Carla Akotirene, escritora e doutoranda em estudos feministas pela Universidade Federal da Bahia, definiu a atitude de Smith como coerente diante da violência sofrida por Jada. "Aplaudo Will Smith, porque gênero construiu a masculinidade a partir da violência. Os homens são socializados para darem murro, as músicas fazem menção a bater, a botar com força. Então nessa emoção de ver sua companheira sendo humilhada, nada mais coerente que um homem enquadrar o outro, como quem enquadra a sociedade".
Cabelo é poder
Mulheres negras passam por muito racismo ao assumirem seus afros, e são vítima constante de opressão diante de padrões de beleza criados pela branquitude. No Egito antigo, penteados consolidavam a identidade e o status social e político de quem os usava, e foi nesse contexto que foi criado, por exemplo, o pente garfo.
A origem dos cabelos trançados remonta a 3.500 a.C, na região da Namíbia, na África, onde cada etnia adotava diferentes tipos de trançado, indicando idade, estado civil, poder e status social.
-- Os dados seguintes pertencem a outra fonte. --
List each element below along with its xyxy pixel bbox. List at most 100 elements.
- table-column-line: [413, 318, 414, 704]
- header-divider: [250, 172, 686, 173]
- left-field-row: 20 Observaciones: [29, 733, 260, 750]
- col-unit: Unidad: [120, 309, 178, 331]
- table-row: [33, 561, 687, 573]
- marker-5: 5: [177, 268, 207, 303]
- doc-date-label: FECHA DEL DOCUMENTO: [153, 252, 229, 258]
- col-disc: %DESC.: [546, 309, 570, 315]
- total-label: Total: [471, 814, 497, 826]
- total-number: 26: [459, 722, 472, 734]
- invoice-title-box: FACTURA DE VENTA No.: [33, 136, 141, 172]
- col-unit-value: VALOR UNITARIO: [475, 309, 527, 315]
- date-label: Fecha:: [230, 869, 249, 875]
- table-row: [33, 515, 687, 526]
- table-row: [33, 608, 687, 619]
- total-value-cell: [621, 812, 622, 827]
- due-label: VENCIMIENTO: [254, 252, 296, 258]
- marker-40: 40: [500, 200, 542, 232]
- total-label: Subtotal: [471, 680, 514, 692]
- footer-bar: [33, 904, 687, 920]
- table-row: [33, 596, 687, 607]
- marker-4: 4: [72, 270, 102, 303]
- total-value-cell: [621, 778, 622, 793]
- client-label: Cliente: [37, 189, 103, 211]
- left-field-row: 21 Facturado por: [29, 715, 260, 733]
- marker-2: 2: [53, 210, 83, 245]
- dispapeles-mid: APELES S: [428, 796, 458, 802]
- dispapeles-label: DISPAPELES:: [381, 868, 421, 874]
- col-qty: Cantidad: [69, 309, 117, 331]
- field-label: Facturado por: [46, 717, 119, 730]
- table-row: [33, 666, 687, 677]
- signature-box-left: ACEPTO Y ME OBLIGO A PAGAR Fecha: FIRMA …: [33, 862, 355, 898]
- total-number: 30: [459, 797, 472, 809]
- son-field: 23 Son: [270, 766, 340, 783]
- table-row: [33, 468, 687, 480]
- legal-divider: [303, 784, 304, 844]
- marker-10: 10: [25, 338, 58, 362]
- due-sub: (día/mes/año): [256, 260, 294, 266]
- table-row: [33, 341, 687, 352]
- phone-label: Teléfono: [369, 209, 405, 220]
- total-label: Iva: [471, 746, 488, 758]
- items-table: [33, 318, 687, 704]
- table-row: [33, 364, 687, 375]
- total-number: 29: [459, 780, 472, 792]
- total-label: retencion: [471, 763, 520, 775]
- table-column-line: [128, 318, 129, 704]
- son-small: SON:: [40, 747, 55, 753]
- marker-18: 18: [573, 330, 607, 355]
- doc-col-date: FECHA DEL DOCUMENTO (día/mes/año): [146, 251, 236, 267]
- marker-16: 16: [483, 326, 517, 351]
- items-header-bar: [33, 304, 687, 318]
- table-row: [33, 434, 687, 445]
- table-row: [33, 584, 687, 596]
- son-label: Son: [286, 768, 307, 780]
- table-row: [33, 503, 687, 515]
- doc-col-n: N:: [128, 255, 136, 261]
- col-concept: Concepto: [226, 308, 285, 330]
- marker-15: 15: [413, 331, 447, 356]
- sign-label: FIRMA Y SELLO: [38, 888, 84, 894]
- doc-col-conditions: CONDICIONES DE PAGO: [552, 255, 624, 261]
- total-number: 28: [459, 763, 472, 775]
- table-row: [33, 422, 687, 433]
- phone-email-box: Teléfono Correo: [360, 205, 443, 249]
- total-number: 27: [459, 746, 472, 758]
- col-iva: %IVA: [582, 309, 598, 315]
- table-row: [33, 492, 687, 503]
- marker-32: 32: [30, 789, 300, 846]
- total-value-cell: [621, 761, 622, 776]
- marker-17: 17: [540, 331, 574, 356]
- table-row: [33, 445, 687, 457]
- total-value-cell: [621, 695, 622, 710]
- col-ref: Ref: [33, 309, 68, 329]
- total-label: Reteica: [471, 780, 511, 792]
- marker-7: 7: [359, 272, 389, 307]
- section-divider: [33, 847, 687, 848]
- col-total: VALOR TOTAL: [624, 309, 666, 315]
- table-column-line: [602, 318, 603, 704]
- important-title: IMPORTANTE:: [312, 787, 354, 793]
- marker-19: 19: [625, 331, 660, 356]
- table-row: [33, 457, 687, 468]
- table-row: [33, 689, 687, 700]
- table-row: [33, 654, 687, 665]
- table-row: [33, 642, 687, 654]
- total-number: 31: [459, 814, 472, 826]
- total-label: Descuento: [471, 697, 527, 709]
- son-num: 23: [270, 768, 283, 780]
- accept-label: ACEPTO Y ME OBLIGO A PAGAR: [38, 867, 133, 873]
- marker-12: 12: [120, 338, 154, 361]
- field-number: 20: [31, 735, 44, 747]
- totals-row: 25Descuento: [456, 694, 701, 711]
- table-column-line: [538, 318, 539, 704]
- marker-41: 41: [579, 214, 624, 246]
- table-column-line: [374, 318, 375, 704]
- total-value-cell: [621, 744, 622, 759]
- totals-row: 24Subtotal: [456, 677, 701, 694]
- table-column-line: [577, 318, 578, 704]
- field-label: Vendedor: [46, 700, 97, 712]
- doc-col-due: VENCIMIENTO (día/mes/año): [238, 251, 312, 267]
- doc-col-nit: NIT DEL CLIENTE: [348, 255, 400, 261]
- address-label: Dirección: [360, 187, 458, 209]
Para evitar os pontos de calvície causados pela alopecia, Jada resolveu raspar a cabeça e afirmou que está em paz com a decisão. Piadas como a de Chris Rock podem mexer não só com a autoestima da atriz como de todas as mulheres pretas que sofrem com a síndrome e precisam se privar de usar seus cabelos como símbolo de beleza, orgulho e ancestralidade.
Quem sai ganhando é a branquitude
A situação entre Chris Rock e Will Smith é complexa: estamos falando de dois homens pretos brigando em um palco para o entretenimento da academia do Oscar e do público, em um local majoritariamente branco. O Oscar é uma premiação notoriamente afetada pelo racismo, e apenas uma mulher venceu o prêmio de melhor atriz em toda a história com Halle Berry em "A Última Ceia".
Nesse contexto, só a branquitude sai ganhando quando a dor e o sofrimento de três pessoas pretas é transformada em entretenimento diante de um dos palcos mais visados do mundo da arte. É preciso humanizar esses espaços para que violências de gênero e estruturas racistas não façam da dor uma moeda de troca por audiência, memes e chacota.